12. The power generating system of claim 11, wherein the routine includes an optimizer that implements an optimization procedure that determines an optimal operating point for each of the plurality of power generating units based on overall power generating efficiency, and wherein the routine selects the one of the plurality of power generating units to operate in the isochronous mode as the largest capacity power generating unit that, when run at its associated optimal operating point, has a needed power output movement reserve to be able to control frequency on the power grid based on an expected change in the load demand over the near-term time horizon.
13. The power generating system of claim 12, wherein the optimization procedure includes an objective function that uses a set of weights for the power generating units to determine the optimal operating point for each of the power generating units, and wherein the set of weights are established to weigh a higher capacity power generating unit more than a lower capacity power generating unit when a larger load demand change is expected during the near-term time horizon.
14. The power generating system of claim 11, wherein the routine determines a load demand prediction over the near-term time horizon based on historical load demand data.
15. The power generating system of claim 14, wherein the routine includes a load demand prediction model created based on the historical data and uses the load demand prediction model to generate a load demand prediction over the near-term time horizon during each time cycle.
16. The power generating system of claim 15, wherein the load demand prediction model is a neural network model.
17. The power generating system of claim 11, wherein each of the power generating units is a fuel burning power generating unit.
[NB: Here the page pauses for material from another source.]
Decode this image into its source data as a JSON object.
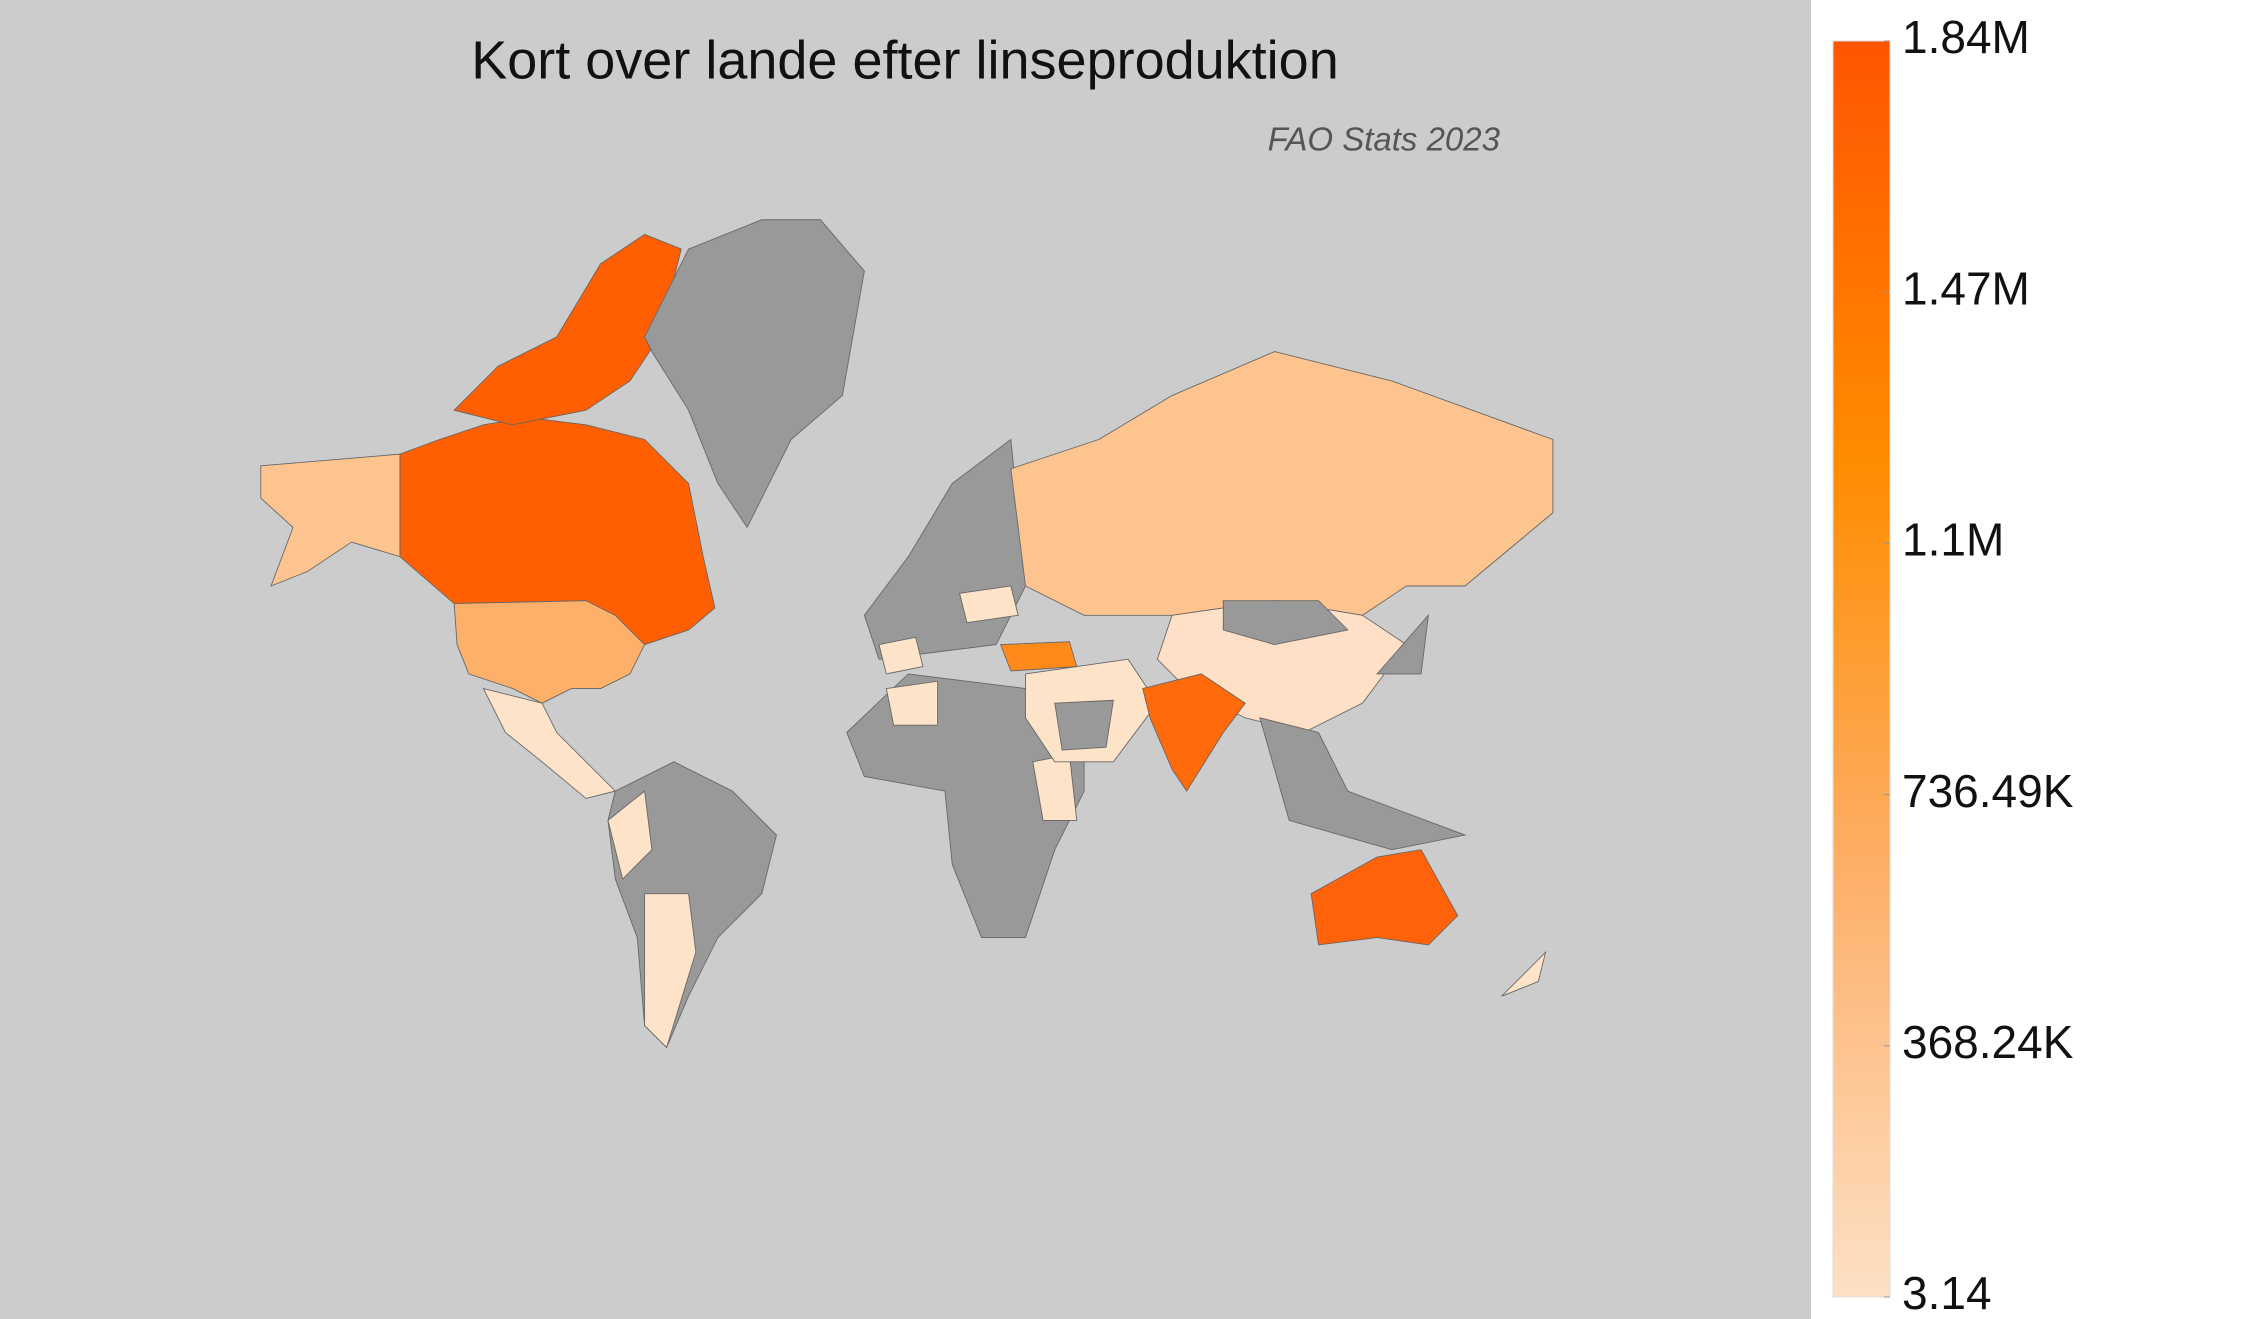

18. The power generating system of claim 11, wherein two or more of the power generating units includes a battery energy storage system (BESS), and wherein when the first controller element runs one of the two or more power generating units that includes a BESS in the isochronous mode, the first controller element operates the BESS of the one of the two or more power generating units as a master unit using a voltage controlled inverter and wherein the second controller element runs the other of the two or more power generating units that include a BESS in the droop mode by operating the BESS of the other of the two or more power generating units in a slave mode using a current controlled inverter.
19. A controller for controlling a set of power generating units supplying power to an electrical grid, comprising:
a first routine, stored on a computer memory and executable on a processor, to determine during each of a plurality of cycle times and based on a predicted load demand over a near-term time horizon, one of the set of power generating units to operate in isochronous mode during a particular cycle time;
a first control routine, stored on a computer memory and executable on a processor, to operate the one of the set of power generating units in the particular cycle time in the isochronous mode to provide power to the electrical grid while performing frequency control on the electrical grid; and
a second control routine, stored on a computer memory and executable on a processor, to operate other ones of the set of power generating units in droop mode to provide additional power to the electrical grid.
20. The controller of claim 19, wherein the routine that determines the one of the set of power generating units to operate in the isochronous mode includes an optimization procedure that determines an optimal operating point for each of the set of power generating units based on overall power generating efficiency, and wherein the routine selects the one of the set of power generating units to operate in the isochronous mode as the largest capacity power generating unit that, when run at its associated optimal operating point, has a needed power output movement reserve to be able to control frequency on the power grid based on an expected change in the load demand over the near-term time horizon.